La mujer se ubicaba, si puedo expresarme así, en un rol de subversión oficial: fuera
de la regla de juego y al mismo tiempo conservada en el lugar de lo que se mantiene
disponible (puesto que es el desplazamiento quien la constituye). Esta figura murió. Pero
no vayamos a creer que la figura que se nos promete sea emancipadora. No lo es para las
mujeres, no lo es para los hombres, ni lo es para la humanidad en su conjunto. Es una
figura donde queda registrada la posibilidad de un nuevo Uno del que las mujeres serían,
por una suerte de reversión de la situación primitiva, las principales portadoras.
Pienso que es preciso aceptar que las figuras tradicionales han llegado a su fin y que
es necesario asimismo encontrar los recursos para rechazar la figura de la mujer-Uno como
ejército de reserva del capital. No hay que dejarse enrolar en la lucha contra las figuras
tradicionales para que triunfe eso que, en efecto, es lo que viene, que tiene y tendrá
potencia, a saber, la mujer-Uno como emblema del nuevo Uno, el Uno del individualismo,
de cuya permanente consolidación tiene necesidad el capital.
Es necesario que las mujeres den la espalda a la proposición que se les hace. Esa
proposición es una trampa / una emboscada. Los modelos presentados responderán todos a
la figura de la mujer salvaje, salvajemente competitiva. Es preciso que las mujeres se
metan /mezclen activamente en el pensamiento. Es indispensable que lleguen en gran
escala a ser creadoras de arte, pensamiento, matemáticas, poesía, teatro, así como dirigentes
de políticas de emancipación. Es preciso que vuelvan a encontrar el genio para desbaratar
el Uno en la simbolización primordial y no en la figura del poder que hoy se les propone.
Y esto pasa por / supone / implica la reaparición de la figura de la joven, de la muchacha
(jeune fille); una nueva joven que se proponga como tarea la de transformarse en la nueva
mujer, aquélla que no será la mujer-Uno que el orden capitalista dispone hoy. La mujer que
propondrá a los hombres asociarse plenamente a los nuevos efectos de una figura no
opresiva del Uno, en cierto modo una figura del Uno derrotado desde su interior mismo.
Una joven desconocida, que en alguna parte está sin duda en tren de venir y que será
también la portadora del vacío definitivo de todo dios. Cuando uno la mire / Mirándola,
Dios desaparecerá. Ante el cielo vacío de todo dios / de toda suerte dios / de todos los
dioses, será posible decir, con Valéry:

“Beau ciel, vrai ciel, regarde-moi qui change”

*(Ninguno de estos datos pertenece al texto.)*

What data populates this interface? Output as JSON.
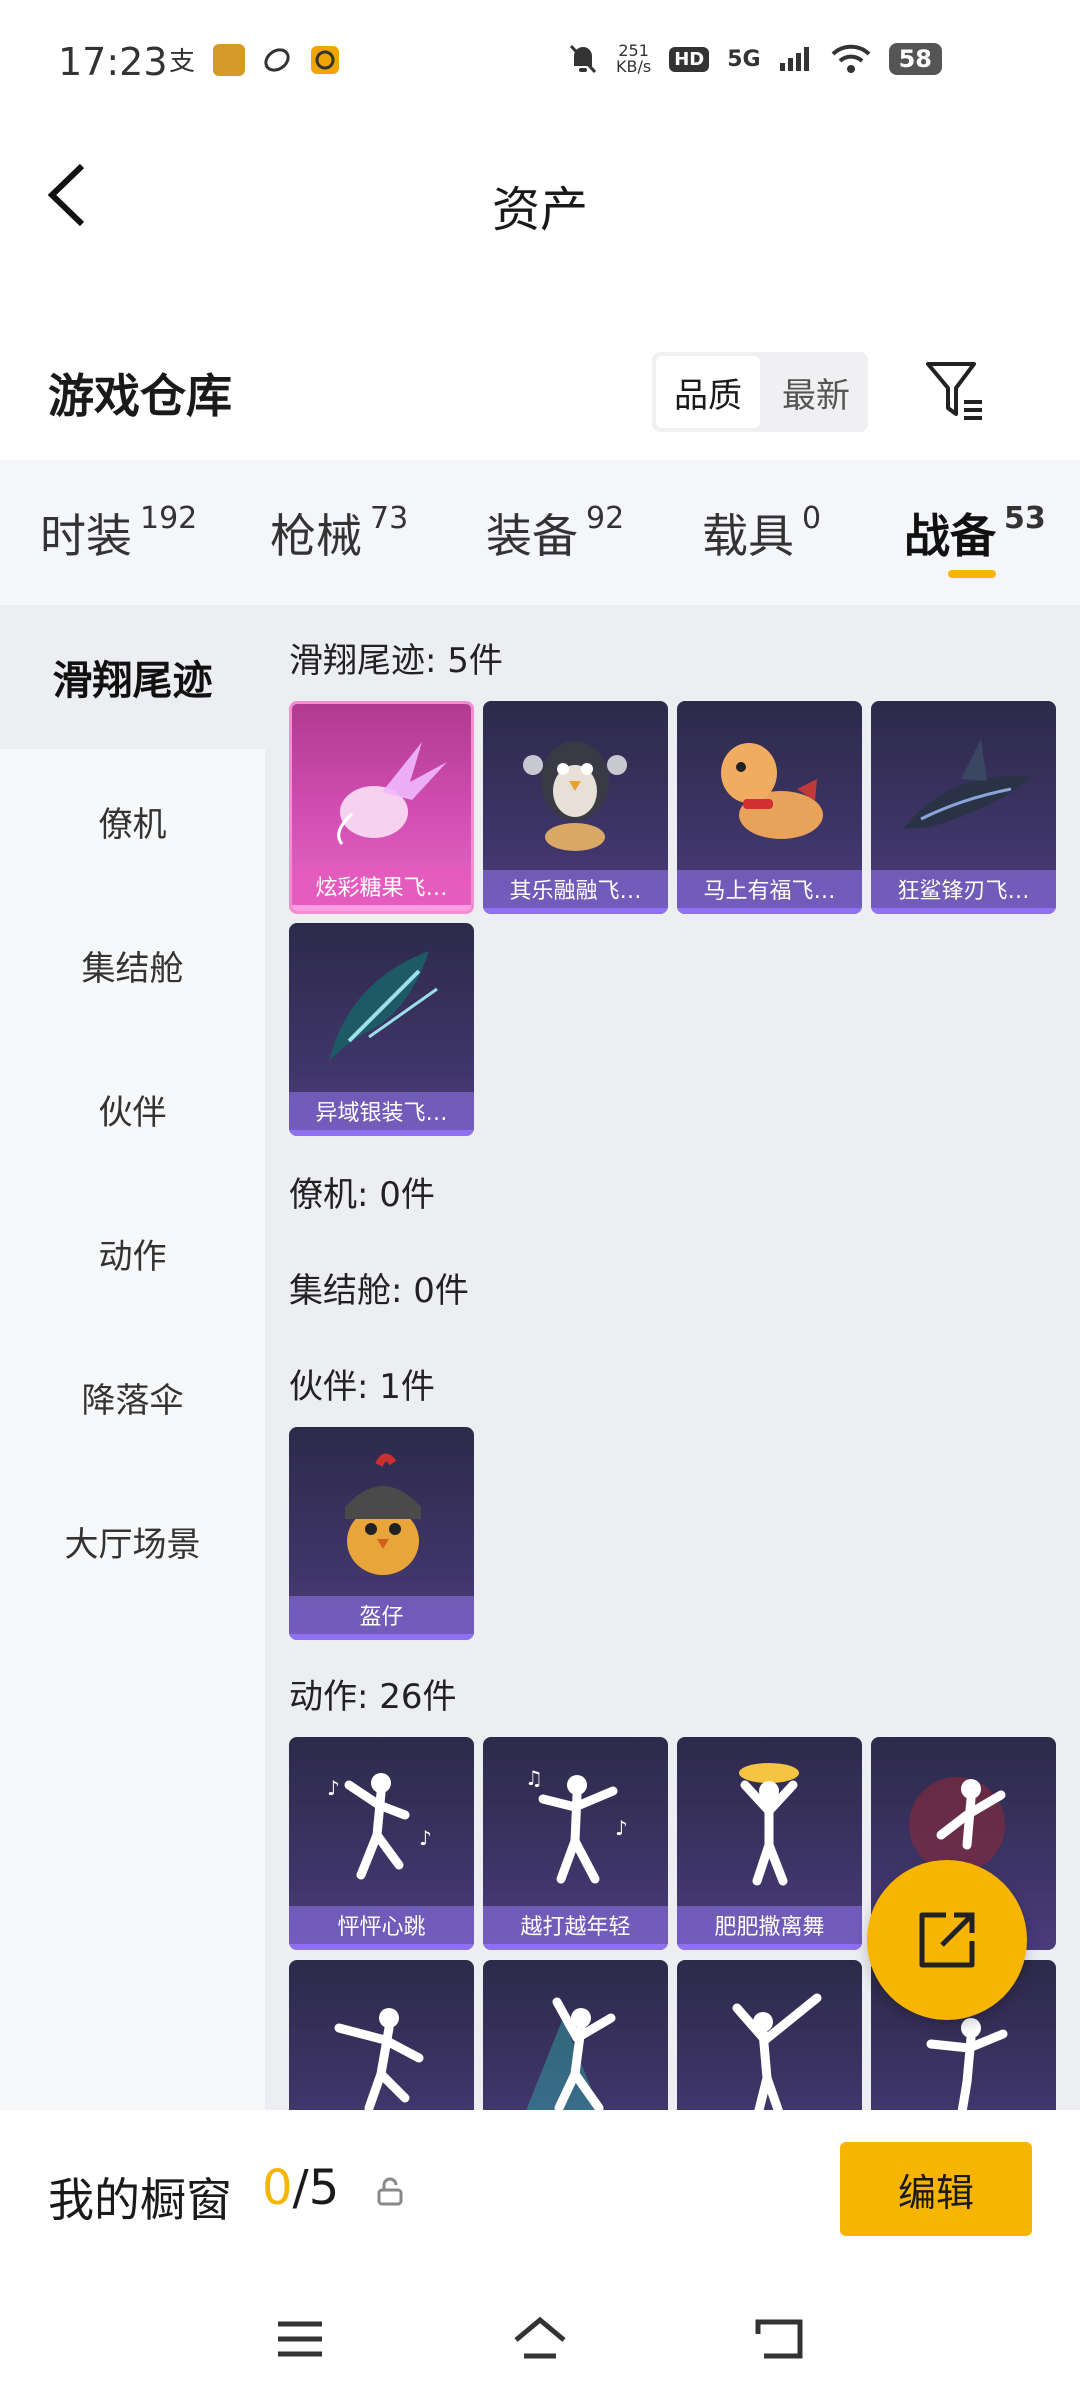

« Hermoso, verdadero cielo, mírame : yo cambio »

Responsable de la traducción del sueño: Vieille fille Nilda Prados.

1
“Outrepassement” es un neologismo. Outrepasser = pasar más allá de…
Quizá valga tener en cuenta aquí que en el momento de considerar el fracaso del pase, Lacan se valió de otro
neologismo de la misma familia: “outrepasse”, para indicar un “más allá del pase”. (N. de la T.).